Siento por ello una extraña y no correspondida afinidad con la obra de Max Jacob (1876-1944). Leo con perseverante estremecimiento, al azar, páginas de El cubilete de dados (1917), casi el signo por alusión de un homenaje deconstruido, como una interjección admirativa, al autor de Un golpe de dados (1897, 1914).

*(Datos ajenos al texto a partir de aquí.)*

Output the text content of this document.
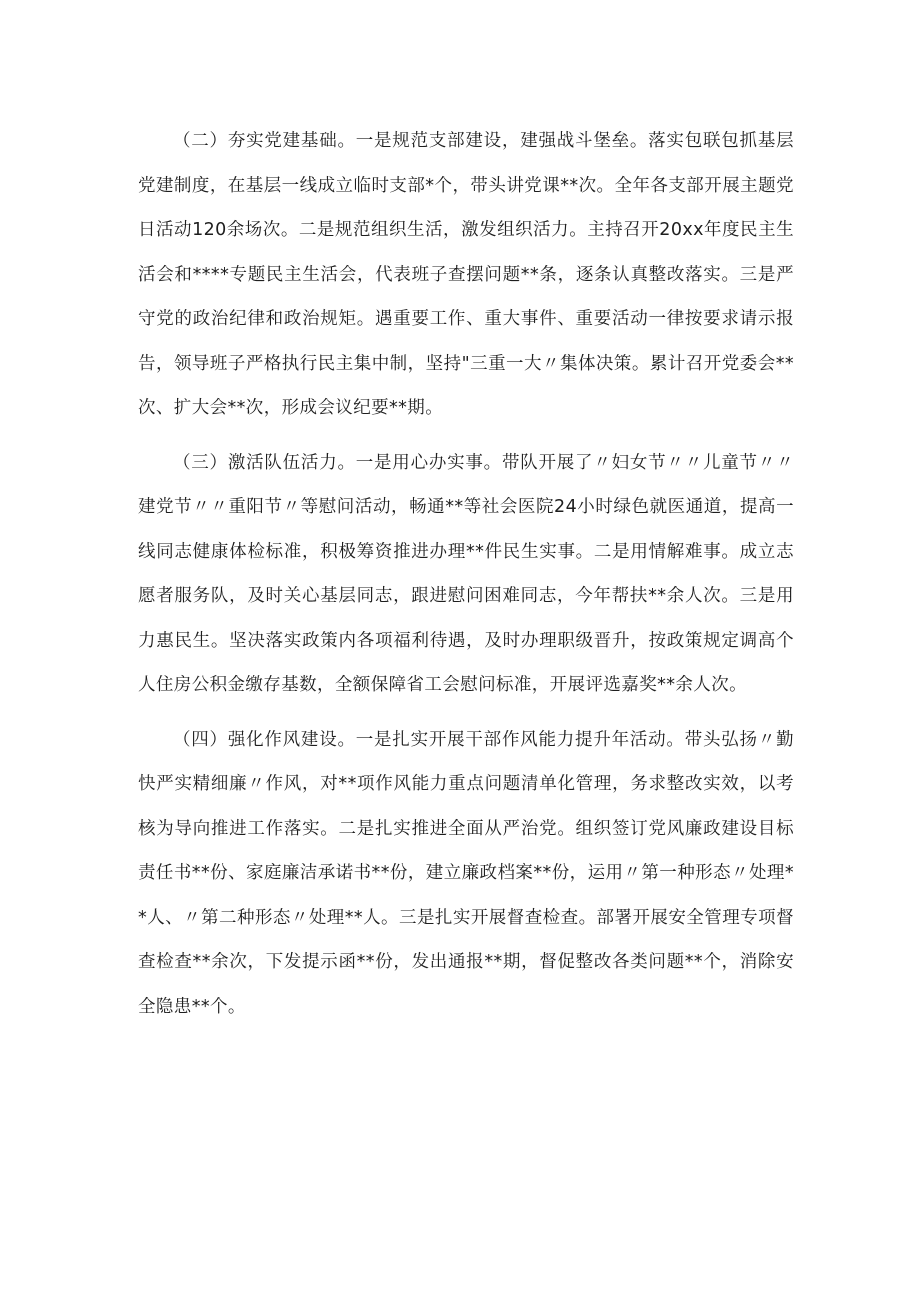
（二）夯实党建基础。一是规范支部建设，建强战斗堡垒。落实包联包抓基层党建制度，在基层一线成立临时支部*个，带头讲党课**次。全年各支部开展主题党日活动120余场次。二是规范组织生活，激发组织活力。主持召开20xx年度民主生活会和****专题民主生活会，代表班子查摆问题**条，逐条认真整改落实。三是严守党的政治纪律和政治规矩。遇重要工作、重大事件、重要活动一律按要求请示报告，领导班子严格执行民主集中制，坚持"三重一大〃集体决策。累计召开党委会**次、扩大会**次，形成会议纪要**期。

（三）激活队伍活力。一是用心办实事。带队开展了〃妇女节〃〃儿童节〃〃建党节〃〃重阳节〃等慰问活动，畅通**等社会医院24小时绿色就医通道，提高一线同志健康体检标准，积极筹资推进办理**件民生实事。二是用情解难事。成立志愿者服务队，及时关心基层同志，跟进慰问困难同志，今年帮扶**余人次。三是用力惠民生。坚决落实政策内各项福利待遇，及时办理职级晋升，按政策规定调高个人住房公积金缴存基数，全额保障省工会慰问标准，开展评选嘉奖**余人次。

（四）强化作风建设。一是扎实开展干部作风能力提升年活动。带头弘扬〃勤快严实精细廉〃作风，对**项作风能力重点问题清单化管理，务求整改实效，以考核为导向推进工作落实。二是扎实推进全面从严治党。组织签订党风廉政建设目标责任书**份、家庭廉洁承诺书**份，建立廉政档案**份，运用〃第一种形态〃处理**人、〃第二种形态〃处理**人。三是扎实开展督查检查。部署开展安全管理专项督查检查**余次，下发提示函**份，发出通报**期，督促整改各类问题**个，消除安全隐患**个。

Militante contra la exasperada y desordenada poética
infernal de Rimbaud, con reticencia irónica frente al spleen de Baudelaire, Max Jacob ha pasado ligero, casi de
puntillas, por la historia del poema en prosa. Suzanne Bernard lo consideró un
precursor del surrealismo, pero admitió en su cubismo un esfuerzo por
(re)fundar las leyes artísticas de ese inquietante género mediante “la extraordinaria
mezcla de parodia destructiva y de fe en el arte”.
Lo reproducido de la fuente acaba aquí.